Here is a list of supplies to get you started.

about one-quarter cup baking soda

an equal amount of vinegar

small pop bottle or can

modeling clay

paper plates

paper towels

red food coloring (optional- It's just a cool effect, like lava)

First, build up a volcano-shaped dome around the bottle with the clay. Don't cover up the opening to the bottle. Make sure you place the volcano on the paper plate and paper towels as it will be messy once the reaction is started. Place baking soda into the bottle using a funnel or cone of paper. Add food coloring for a lava-colored effect. Then, slowly add the vinegar. It will react rather quickly. It might be a good idea to put on safety goggles. While the reaction isn't dangerous, getting it into eyes is not a good idea. Adding dish washing detergent will slow down the reaction a little.

How it works: When you add a base (baking soda) to an acid (vinegar) the occurring reaction causes carbon dioxide gas to be formed. The gas expands and then escapes along with the resulting liquid from the opening.

Seed Sprouting

Watching plants sprout is a fun way to learn about growth and seeds. Here is a list of what you'll need.

pot or other container to put the seeds in

soil

seeds: corn, beans or sunflowers are good choices

water

sunny window or artificial light

Place the soil filled pot near a sunny window or under an artificial light made for plant growing. Corn, bean, sunflower or even pea seeds are great for observing. An alternative activity is to make a root viewer. A small plastic container, a box or anything that can withstand soil and some water is sufficient. Cut a rectangular shape in one side and put plastic sheeting to cover the cut out. The plastic sheeting can be from any source like plexiglass so long as it is clear and sturdy enough to withstand the soil.

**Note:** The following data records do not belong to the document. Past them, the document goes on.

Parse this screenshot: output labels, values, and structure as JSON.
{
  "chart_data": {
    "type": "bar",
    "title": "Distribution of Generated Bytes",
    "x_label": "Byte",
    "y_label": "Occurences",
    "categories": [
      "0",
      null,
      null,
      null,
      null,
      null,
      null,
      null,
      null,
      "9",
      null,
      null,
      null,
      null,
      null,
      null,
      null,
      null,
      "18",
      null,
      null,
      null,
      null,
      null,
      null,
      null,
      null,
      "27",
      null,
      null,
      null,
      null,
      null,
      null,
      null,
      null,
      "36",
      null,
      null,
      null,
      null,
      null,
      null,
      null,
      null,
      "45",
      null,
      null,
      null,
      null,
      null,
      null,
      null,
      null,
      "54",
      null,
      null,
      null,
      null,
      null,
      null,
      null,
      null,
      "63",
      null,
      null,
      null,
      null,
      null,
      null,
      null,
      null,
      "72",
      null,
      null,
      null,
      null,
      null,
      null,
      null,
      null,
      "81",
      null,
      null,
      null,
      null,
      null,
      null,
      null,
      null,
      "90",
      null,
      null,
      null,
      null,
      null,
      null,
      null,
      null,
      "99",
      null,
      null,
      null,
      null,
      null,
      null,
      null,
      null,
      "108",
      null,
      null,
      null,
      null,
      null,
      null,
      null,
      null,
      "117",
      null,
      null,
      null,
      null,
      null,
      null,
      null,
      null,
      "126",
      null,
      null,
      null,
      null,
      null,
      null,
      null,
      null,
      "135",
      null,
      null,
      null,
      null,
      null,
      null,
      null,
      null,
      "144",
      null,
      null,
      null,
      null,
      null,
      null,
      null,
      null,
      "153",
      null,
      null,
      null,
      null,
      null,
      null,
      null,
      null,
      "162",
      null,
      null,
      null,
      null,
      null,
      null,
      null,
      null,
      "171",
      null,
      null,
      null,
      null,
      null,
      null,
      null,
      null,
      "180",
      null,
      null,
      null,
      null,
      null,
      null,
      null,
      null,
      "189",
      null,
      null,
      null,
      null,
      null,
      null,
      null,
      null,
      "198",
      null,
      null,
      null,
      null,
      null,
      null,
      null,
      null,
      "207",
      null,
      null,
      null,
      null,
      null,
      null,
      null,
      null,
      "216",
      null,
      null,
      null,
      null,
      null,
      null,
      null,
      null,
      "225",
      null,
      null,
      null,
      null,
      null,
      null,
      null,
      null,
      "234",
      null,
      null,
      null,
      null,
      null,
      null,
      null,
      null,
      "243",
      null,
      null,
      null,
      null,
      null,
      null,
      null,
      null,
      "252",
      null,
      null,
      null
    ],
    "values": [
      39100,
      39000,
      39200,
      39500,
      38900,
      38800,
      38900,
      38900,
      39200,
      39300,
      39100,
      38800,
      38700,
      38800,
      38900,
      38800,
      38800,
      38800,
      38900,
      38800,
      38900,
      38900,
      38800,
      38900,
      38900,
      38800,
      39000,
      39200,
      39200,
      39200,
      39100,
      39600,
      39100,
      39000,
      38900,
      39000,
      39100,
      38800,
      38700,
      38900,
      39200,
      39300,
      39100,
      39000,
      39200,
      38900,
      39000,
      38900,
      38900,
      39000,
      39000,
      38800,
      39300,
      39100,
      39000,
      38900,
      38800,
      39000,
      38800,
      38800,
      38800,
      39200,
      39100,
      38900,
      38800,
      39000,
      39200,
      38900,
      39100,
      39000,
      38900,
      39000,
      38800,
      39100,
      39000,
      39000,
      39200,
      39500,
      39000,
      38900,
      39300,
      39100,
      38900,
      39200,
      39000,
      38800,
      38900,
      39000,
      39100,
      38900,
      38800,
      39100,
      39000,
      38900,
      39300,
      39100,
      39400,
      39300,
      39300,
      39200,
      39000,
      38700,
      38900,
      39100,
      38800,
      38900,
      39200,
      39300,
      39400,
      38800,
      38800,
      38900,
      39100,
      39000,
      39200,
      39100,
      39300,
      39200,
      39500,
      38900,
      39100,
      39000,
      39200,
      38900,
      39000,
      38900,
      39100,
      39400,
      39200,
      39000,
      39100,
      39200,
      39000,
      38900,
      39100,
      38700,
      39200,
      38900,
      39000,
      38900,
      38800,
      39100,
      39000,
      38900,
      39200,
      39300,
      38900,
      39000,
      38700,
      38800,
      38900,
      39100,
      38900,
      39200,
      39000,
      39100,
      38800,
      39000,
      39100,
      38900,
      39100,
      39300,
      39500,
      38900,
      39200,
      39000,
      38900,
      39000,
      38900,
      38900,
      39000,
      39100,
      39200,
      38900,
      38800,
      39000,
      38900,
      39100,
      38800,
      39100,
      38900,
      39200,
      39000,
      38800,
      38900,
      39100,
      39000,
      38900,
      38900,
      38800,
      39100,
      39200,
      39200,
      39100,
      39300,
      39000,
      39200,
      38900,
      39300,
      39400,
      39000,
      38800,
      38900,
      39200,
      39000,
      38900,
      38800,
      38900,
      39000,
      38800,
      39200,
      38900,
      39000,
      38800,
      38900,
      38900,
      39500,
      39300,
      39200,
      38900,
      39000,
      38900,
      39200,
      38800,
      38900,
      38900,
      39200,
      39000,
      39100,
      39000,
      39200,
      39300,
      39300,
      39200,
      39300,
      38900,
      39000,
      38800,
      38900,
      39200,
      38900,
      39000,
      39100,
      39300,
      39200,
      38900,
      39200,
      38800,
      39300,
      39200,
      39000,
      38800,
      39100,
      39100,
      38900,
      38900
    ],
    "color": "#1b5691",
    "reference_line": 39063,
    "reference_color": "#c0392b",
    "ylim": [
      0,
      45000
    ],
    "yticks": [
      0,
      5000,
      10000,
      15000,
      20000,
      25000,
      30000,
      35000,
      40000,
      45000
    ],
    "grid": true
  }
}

Place the seeds as close as possible to the window and put black construction paper over the window until the plant starts to grow. Place the box near a window. In a week or so, remove the construction paper to observe the roots.

Lollipops: How candy making is science

There is science in the making of lollipops. It's transforming one state of matter (a liquid) into another state (solid). It's sometimes a difficult process because it has to be almost perfect to get the lollipops to set up.

Take all safety precautions when making candy. Here are the ingredients needed.

One-quarter cup sugar

one cup sugar

one half cup light corn syrup

Heat one-quarter cup of butter, with one cup sugar and one half cup of light corn syrup in a small saucepan. Make sure it is over medium heat so that it does not burn. Sugar will burn easily. Heat until it boils, stirring frequently. Reduce heat to low and cook until a candy thermometer reaches 300 degrees, which is hard crack stage. You can take a wet pastry brush to coat the sides frequently during the boiling. This will help prevent sugar crystals to form on the sides.

Once the thermometer reaches the correct temperature pull the pot off the heat. You can add food coloring of your choice to color the lollipops. Use popsicle sticks or lollipop sticks and lay them out on a buttered or non-stick cookie sheet. Drop a spoonful of the mixture onto each stick and let cool. It may take a while depending on the climate. Hot, humid weather does not help the lollipops to form very well. Usually though it will only take ten to fifteen minutes to cool.

How it works: The sugar crystals want to stay in their solid stage. When you heat sugar, it melts. When the heat is stopped, it goes back to a solid stage. Adding the corn syrup helps keep the sugar from crystallizing until the sugar is completely melted. When you stop stirring after reaching the boiling stage, it encourages the sugar crystals to form back into crystals. Heating to hard crack stage ensures that the sugar is completely melted.

Blubber: The amazing insulator

Blubber is a layer of fat that some animals have to keep them warm in extremely cold situations. Whales, penguins and even polar bears have a layer of blubber to keep them warm. You can simulate how blubber works with this experiment.

Items needed:

vegetable shortening

two zip-lock baggies

ice water with ice cubes

Place the ice in the water. Put your hand in the ice water and time how long you can stand to keep it there. Write that time down. Fill up one of the baggies with the shortening. Put a generous amount in the baggie. Take the other baggie and wrap it around your hand. Stick the wrapped hand into the bag of shortening. Then stick your hand in the water. Time how long you can stand it now.

How it Works:

The layer of fat (the shortening) allows you to withstand the cold for a very long time. Seals, polar bears, and whales would freeze to death of they did not have this extra layer of fat called blubber.